I’ll admit it…I’ve grown a little jaded in Iraq. I don’t look at the progress as much, don’t smile at the little street urchins trying to sell me chewing gum and porn, don’t really care about going back to the flea market to see what cool relics of the culture I can find. All I’m looking for now is a C-130 doing a combat take off to fly me and a handful of others to Kuwait.
Which is why today was…sort of cool. It was like everyday has been lately, come in, work and drink a pot of coffee. But then I realized how little some people do here, especially when they get short like me. So I abandoned all pretense and allowed short-timers syndrome to wash my stern bitter jaw-set aside, at least I gave into it a little bit. That was necessary for all the stuff that eventually made the day cooler than any have been lately.
First, 5000 boxes of patriotic Peeps came in. Yes, red-white-and-blue marshmallow chickens. Lt L walked around flinging cases of them into people’s offices. I ate a whole box, pleased as a fat kid eating cake. I posed for the mandatory pictures. The whole point of Peeps sending all the little chickens to us was to take pictures of soldiers, sailors, airmen, and Marines biting in to the chewy goo of the marshmallow chickens.
Then, I thought about going to workout but instead got Angie and Lt L and drove them over to the crossed swords at Saddams old parade field. I’ve been up in the 60 foot tall tower of Saddam’s hand before but Angie needed her picture taken hanging out of the crack at the wrist so I stayed down taking pictures until she climbed the girders to the top with the help of the Iraqi police man with the Veterans For Kerry bumper sticker.

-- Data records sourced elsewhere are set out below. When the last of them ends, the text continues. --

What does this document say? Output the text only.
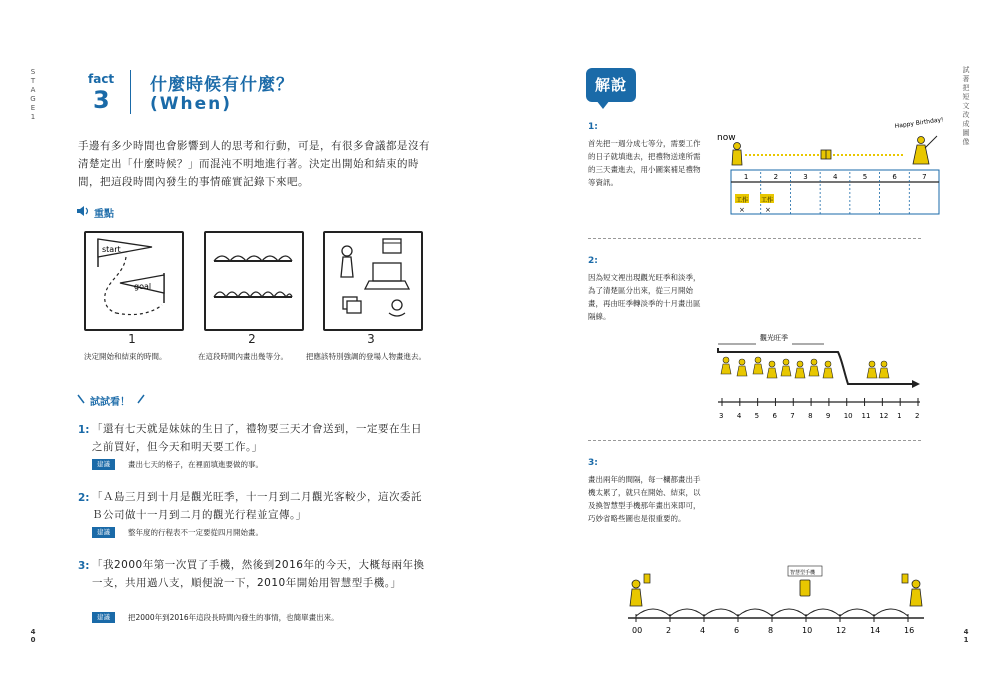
STAGE 1
40
fact
3
什麼時候有什麼？
(When)
手邊有多少時間也會影響到人的思考和行動，可是，有很多會議都是沒有清楚定出「什麼時候？」而混沌不明地進行著。決定出開始和結束的時間，把這段時間內發生的事情確實記錄下來吧。
重點
start
goal
1	2	3
決定開始和結束的時間。	在這段時間內畫出幾等分。 把應該特別強調的登場人物畫進去。
試試看！
1: 「還有七天就是妹妹的生日了，禮物要三天才會送到，一定要在生日之前買好，但今天和明天要工作。」
建議	畫出七天的格子，在裡面填進要做的事。
2: 「Ａ島三月到十月是觀光旺季，十一月到二月觀光客較少，這次委託Ｂ公司做十一月到二月的觀光行程並宣傳。」
建議	整年度的行程表不一定要從四月開始畫。
3: 「我2000年第一次買了手機，然後到2016年的今天，大概每兩年換一支，共用過八支，順便說一下，2010年開始用智慧型手機。」
建議	把2000年到2016年這段長時間內發生的事情，也簡單畫出來。
試著把短文改成圖像
41
解說
1:
首先把一週分成七等分，需要工作的日子就填進去，把禮物送達所需的三天畫進去，用小圖案補足禮物等資訊。
2:
因為短文裡出現觀光旺季和淡季，為了清楚區分出來，從三月開始畫，再由旺季轉淡季的十月畫出區隔線。
3:
畫出兩年的間隔，每一欄都畫出手機太累了，就只在開始、結束，以及換智慧型手機那年畫出來即可，巧妙省略些圖也是很重要的。
now
Happy Birthday!
1	2	3	4	5	6	7
工作 工作
×	×
觀光旺季
3 4 5 6 7 8 9 10 11 12 1 2
智慧型手機
00	2	4	6	8	10	12	14	16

It was late afternoon so I was able to get some really cool shots, playing with the angle of the sun. We took pictures of the security guards holding the peeps we gave them and then took their one AK-47 they shared and climbed up on the concrete part of the memorial and shot various poses of us holding the gun. I can’t believe owning something like that is legal again in the U.S. I wanted to shoot the gun off in the air and yell, I just won a soccer game, I just won a soccer game…but that may have cost more than the $5 we paid the guards to look the other way, I mean show us around.
Afterwards we made an impromptu movie which…maybe could have used a script. But in a way I felt that old collegiate feeling out there today in the bright, slanted sunlight and crisp 98 degree air of Baghdad in autumn. Something about today made me say, its not that bad…and to paraphrase Garrison Keillor, sometimes not that bad is the best anything can be.